While candy-makers have steadily increased the price of their products in recent years, the reality is that food prices across the board are surging…and it has nothing whatsoever to do with the nation’s sugar policy.
A recent Wall Street Journal story notes that rising food prices at the grocery store are the result of rising food prices for a variety of “food staples from coffee to meat to vegetables,” with forecasters predicting for 2014 the largest jump in retail food prices in three years. Interestingly, the price of sugar in the United States is down considerably — it’s been cut in half since late 2011 and is back down to the lows of the 1980s.
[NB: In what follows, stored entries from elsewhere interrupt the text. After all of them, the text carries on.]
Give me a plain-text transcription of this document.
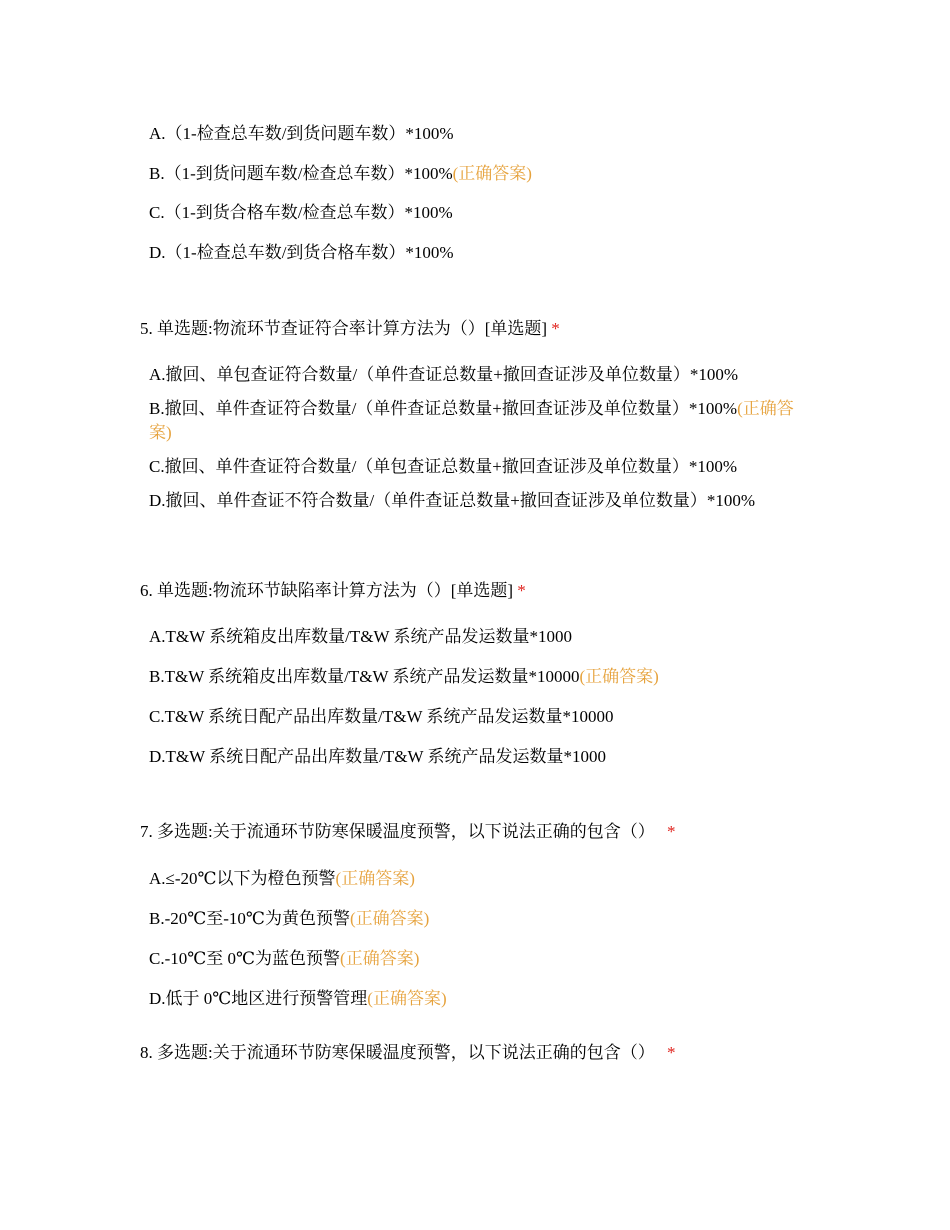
A.（1-检查总车数/到货问题车数）*100%
B.（1-到货问题车数/检查总车数）*100%(正确答案)
C.（1-到货合格车数/检查总车数）*100%
D.（1-检查总车数/到货合格车数）*100%
5. 单选题:物流环节查证符合率计算方法为（）[单选题] *
A.撤回、单包查证符合数量/（单件查证总数量+撤回查证涉及单位数量）*100%
B.撤回、单件查证符合数量/（单件查证总数量+撤回查证涉及单位数量）*100%(正确答案)
C.撤回、单件查证符合数量/（单包查证总数量+撤回查证涉及单位数量）*100%
D.撤回、单件查证不符合数量/（单件查证总数量+撤回查证涉及单位数量）*100%
6. 单选题:物流环节缺陷率计算方法为（）[单选题] *
A.T&W 系统箱皮出库数量/T&W 系统产品发运数量*1000
B.T&W 系统箱皮出库数量/T&W 系统产品发运数量*10000(正确答案)
C.T&W 系统日配产品出库数量/T&W 系统产品发运数量*10000
D.T&W 系统日配产品出库数量/T&W 系统产品发运数量*1000
7. 多选题:关于流通环节防寒保暖温度预警，以下说法正确的包含（） *
A.≤-20℃以下为橙色预警(正确答案)
B.-20℃至-10℃为黄色预警(正确答案)
C.-10℃至 0℃为蓝色预警(正确答案)
D.低于 0℃地区进行预警管理(正确答案)
8. 多选题:关于流通环节防寒保暖温度预警，以下说法正确的包含（） *
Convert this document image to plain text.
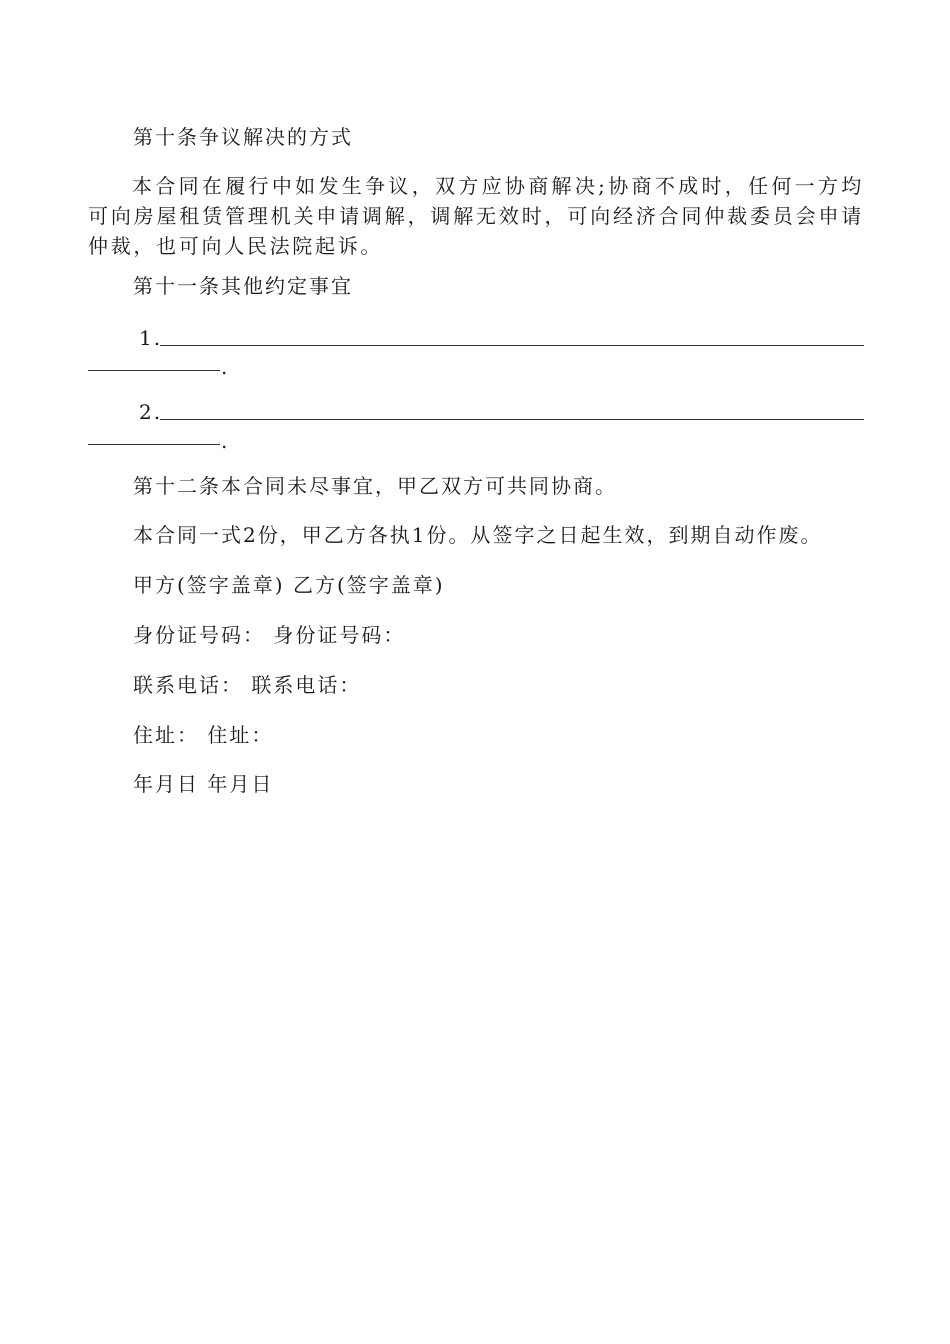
第十条争议解决的方式
本合同在履行中如发生争议，双方应协商解决;协商不成时，任何一方均可向房屋租赁管理机关申请调解，调解无效时，可向经济合同仲裁委员会申请仲裁，也可向人民法院起诉。
第十一条其他约定事宜
1.
.
2.
.
第十二条本合同未尽事宜，甲乙双方可共同协商。
本合同一式2份，甲乙方各执1份。从签字之日起生效，到期自动作废。
甲方(签字盖章) 乙方(签字盖章)
身份证号码： 身份证号码：
联系电话： 联系电话：
住址： 住址：
年月日 年月日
According to the WSJ, “much of the rise in the food cost comes from higher meat and dairy prices, due in part to tight cattle supplies after years of drought in states such as Texas and California and rising milk demand from fast-growing Asian countries.”
So what’s that have to do with the price of tea in China or sugar in Brazil? This…
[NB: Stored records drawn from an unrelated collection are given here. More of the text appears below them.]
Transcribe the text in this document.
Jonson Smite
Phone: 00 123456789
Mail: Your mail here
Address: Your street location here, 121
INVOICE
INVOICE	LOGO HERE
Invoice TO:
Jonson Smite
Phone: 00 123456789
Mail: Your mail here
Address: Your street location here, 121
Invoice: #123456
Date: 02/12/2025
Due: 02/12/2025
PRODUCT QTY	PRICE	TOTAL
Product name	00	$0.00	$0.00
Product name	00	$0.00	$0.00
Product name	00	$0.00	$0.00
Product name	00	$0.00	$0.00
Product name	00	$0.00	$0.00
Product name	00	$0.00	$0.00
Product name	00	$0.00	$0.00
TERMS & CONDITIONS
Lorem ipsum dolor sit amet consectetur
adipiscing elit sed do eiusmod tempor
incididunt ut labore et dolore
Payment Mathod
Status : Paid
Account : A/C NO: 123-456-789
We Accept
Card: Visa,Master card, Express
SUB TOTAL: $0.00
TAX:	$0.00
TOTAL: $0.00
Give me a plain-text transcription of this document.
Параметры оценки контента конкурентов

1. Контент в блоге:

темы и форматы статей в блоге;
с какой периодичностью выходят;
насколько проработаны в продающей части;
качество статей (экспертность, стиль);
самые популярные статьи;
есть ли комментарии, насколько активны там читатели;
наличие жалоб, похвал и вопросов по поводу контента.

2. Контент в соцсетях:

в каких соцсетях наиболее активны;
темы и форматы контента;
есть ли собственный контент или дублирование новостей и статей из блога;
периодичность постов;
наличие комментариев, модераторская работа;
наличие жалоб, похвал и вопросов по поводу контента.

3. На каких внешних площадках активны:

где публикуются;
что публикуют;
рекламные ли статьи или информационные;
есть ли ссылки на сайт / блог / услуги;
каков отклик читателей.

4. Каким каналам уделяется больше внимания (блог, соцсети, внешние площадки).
Brazil is the world’s largest sugar producer, having captured over half of the global market, and as it goes, so too goes global sugar prices. That’s bad news for consumers since Brazil is also suffering from a serious drought at a time when demand for sugar in emerging nations is growing by leaps and bounds.
True, there is presently a global glut of sugar in the world market. However, adverse weather conditions out of the control of any nation’s government could quickly shift the market from feast to famine. And that’s reason enough to be concerned with any change in U.S. sugar policy that would decimate the domestic sugar market and leave American families to the mercy of developing nations.
If the current U.S. sugar policy was eliminated today, we’d be flooded with cheap, government-subsidized sugar imports from other nations which could well drive domestic sugar farmers out of business.
And while in the short run that would likely result in modestly lower sugar prices, what will happen when unforeseen and uncontrollable circumstances slam sugar producers in other countries and there’s no longer a domestic U.S. sugar industry to fall back on? Prices for kitchen-top groceries will shoot through the roof.
In an ideal world, the U.S. would eliminate its sugar program in response to other nations simultaneously eliminating their government subsidies so that U.S. sugar farmers would be able to compete in a true free market rather than be put out of business by artificially cheap imports.
That’d be good for U.S. farmers. That’d be good for U.S. consumers. And that’d be good for U.S. national security. History has shown that unilateral disarmament has never worked…and never will.